Я звонил и через три дня, и через две недели.
– Святослав Теофилович просил передать, что ноты стоят на пюпитре, – отвечала Нина Львовна любезней и любезней раз от раза.
Я боялся досаждать звонками и объявился теперь через месяц. На меня буквально обрушились:
– Где же вы пропадали? Сегодня в одиннадцать!
В лифте встретил клоуна Никулина, он жил в этом же доме на Большой Бронной.
– На шестнадцатый? К Рихтеру?
– А как вы…
– Он сегодня начал играть. Вот слушатели и потянулись. Когда я иду спать, у него начинается музыка. Передайте привет.
Я застыл у двери, которая вела в квартиру 58. Застыл, чтобы набрать воздух. А позвонить надо было в квартиру напротив – 59. Чтобы не перепутать номера, открыл записную книжку… но тут же дверь 58 распахнулась со свистом.
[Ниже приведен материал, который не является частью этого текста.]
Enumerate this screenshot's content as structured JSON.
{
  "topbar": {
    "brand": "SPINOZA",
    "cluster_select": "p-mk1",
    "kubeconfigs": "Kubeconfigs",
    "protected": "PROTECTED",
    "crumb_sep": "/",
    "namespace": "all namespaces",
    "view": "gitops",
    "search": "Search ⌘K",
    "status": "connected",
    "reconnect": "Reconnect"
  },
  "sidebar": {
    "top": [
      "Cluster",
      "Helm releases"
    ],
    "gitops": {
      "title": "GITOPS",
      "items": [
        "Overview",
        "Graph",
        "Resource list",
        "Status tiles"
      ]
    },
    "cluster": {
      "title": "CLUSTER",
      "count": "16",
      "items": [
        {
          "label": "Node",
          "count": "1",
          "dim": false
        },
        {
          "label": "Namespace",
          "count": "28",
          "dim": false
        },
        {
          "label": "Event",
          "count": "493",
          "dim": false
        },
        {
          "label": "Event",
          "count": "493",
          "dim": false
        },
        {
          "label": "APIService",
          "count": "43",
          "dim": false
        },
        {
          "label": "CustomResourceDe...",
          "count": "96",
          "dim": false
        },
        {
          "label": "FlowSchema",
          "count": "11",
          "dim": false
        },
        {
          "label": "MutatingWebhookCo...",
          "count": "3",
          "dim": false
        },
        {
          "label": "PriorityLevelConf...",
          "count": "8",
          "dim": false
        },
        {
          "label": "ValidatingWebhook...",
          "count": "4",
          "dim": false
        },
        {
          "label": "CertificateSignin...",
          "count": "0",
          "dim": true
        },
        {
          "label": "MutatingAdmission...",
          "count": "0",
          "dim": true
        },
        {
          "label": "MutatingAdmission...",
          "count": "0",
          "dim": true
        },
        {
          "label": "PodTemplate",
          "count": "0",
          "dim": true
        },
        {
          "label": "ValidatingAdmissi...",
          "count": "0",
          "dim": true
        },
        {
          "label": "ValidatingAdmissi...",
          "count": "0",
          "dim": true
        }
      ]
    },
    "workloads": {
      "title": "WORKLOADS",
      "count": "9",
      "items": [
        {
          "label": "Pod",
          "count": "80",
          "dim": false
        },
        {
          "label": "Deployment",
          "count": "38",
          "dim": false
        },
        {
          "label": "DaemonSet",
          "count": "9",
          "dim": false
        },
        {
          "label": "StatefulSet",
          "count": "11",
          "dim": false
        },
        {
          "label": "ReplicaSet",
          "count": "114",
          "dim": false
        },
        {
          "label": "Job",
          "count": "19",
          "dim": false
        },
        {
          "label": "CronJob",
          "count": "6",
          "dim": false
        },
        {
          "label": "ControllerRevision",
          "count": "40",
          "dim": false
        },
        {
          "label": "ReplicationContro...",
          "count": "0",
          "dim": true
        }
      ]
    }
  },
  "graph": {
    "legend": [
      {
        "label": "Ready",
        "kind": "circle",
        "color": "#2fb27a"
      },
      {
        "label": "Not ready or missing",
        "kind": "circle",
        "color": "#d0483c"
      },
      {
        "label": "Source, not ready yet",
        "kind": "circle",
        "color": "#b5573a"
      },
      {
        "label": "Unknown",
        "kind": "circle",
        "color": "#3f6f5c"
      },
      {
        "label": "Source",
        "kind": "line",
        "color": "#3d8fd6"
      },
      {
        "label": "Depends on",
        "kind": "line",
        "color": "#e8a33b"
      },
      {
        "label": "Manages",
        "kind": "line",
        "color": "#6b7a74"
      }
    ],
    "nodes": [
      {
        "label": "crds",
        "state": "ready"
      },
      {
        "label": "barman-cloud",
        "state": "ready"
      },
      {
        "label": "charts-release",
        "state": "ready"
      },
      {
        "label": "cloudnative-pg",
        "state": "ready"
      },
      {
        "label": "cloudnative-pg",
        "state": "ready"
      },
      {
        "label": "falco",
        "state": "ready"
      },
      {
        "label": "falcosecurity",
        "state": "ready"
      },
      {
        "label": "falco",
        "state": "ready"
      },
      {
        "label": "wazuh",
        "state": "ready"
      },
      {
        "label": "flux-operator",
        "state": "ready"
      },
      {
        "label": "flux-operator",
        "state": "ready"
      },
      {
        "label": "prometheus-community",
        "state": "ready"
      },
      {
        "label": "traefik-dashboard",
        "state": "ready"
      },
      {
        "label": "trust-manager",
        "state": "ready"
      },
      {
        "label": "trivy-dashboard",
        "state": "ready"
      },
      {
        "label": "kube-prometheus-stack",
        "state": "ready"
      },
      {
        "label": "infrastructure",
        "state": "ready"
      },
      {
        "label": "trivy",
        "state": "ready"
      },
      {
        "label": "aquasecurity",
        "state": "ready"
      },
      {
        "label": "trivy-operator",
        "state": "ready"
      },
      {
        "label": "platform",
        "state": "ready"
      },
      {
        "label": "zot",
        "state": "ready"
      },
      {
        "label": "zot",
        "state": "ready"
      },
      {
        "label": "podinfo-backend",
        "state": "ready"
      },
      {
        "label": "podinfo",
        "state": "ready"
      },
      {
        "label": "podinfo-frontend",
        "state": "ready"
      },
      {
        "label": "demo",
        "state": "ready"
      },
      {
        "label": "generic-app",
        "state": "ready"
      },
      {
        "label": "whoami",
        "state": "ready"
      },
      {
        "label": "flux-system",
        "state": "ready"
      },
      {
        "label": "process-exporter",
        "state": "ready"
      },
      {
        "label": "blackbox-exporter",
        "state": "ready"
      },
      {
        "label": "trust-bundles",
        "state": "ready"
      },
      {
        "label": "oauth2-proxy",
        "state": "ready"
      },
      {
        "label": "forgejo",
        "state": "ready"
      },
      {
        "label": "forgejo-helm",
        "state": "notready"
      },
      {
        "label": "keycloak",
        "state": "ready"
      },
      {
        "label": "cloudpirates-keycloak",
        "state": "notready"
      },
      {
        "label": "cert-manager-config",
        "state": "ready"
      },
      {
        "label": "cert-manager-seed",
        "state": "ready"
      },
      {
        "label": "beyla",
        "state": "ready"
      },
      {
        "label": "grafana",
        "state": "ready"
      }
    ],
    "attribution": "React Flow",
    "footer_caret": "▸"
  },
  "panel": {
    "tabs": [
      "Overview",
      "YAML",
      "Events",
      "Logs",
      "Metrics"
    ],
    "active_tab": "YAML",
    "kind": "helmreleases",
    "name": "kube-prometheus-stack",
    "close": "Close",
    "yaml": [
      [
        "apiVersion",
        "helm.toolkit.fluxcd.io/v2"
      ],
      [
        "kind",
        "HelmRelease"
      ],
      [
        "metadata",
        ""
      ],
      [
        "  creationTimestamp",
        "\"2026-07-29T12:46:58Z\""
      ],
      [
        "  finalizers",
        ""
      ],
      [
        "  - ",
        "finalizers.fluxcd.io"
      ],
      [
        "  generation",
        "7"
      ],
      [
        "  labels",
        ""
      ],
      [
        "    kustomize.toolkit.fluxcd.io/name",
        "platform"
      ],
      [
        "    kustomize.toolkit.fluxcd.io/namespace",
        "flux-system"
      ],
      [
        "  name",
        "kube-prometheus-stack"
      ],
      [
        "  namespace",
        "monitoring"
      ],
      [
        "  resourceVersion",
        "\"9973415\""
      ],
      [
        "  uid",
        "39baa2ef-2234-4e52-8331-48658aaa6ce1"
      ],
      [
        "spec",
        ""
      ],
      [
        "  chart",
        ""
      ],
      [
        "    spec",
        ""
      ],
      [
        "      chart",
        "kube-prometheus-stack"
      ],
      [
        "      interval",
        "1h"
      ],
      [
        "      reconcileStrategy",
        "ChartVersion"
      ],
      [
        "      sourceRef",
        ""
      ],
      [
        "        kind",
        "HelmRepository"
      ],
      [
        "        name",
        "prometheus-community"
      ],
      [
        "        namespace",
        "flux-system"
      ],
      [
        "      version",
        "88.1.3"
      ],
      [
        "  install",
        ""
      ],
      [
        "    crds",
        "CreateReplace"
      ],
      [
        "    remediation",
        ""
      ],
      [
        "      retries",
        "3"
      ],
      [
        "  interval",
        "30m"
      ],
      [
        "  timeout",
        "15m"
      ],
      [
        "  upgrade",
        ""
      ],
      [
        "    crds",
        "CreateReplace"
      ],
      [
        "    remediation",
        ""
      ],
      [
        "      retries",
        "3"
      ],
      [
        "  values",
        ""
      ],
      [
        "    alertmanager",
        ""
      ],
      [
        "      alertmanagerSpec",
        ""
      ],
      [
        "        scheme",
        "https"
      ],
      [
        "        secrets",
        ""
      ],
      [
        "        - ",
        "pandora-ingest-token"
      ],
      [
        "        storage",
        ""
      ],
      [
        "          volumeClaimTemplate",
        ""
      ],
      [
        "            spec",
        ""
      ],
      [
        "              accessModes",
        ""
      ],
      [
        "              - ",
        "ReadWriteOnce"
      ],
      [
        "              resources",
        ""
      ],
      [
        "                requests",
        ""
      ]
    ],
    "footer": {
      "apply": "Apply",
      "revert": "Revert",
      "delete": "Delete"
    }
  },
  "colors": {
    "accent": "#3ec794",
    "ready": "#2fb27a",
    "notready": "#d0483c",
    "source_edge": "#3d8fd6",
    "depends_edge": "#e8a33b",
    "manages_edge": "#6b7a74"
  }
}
Рихтер стоял с полотенцем на голове.
– Представляете, уже не болела. И вот опять… Дырка, как у Гоголя. А почему изволите опаздывать?
– (Растерянно)Я ведь на пять минут раньше. Наверное, ваши часы…
– У меня вообще нет часов! И никогда не было! Но вы все равно опоздали – лет на двадцать пять, точно. Я больше не буду играть хорошо!
И сделал двусмысленный жест: то ли входить, то ли не входить – как хотите. Я робко перешагнул. А он уже растворился в черной дыре коридора. Где-то щелкнул дверной замок.
Я остался один. Первое, что начал разглядывать – зал. Рояль стоял в самом центре, разделяя зал на две половины. Первая – определенно светлая. Два тяжелых торшера с рыжевато-золотистыми ногами освещали клавиши На рояле аккуратно разбросаны ноты, сверху – мой Бриттен. Меня это почему-то воодушевило. Еще я запомнил подсвечник из темной бронзы, внушительный крест с цепью, четки и картинку с немецким пейзажем. Электронные часики – по-видимому, японские – как будто говорили о другом летоисчислении.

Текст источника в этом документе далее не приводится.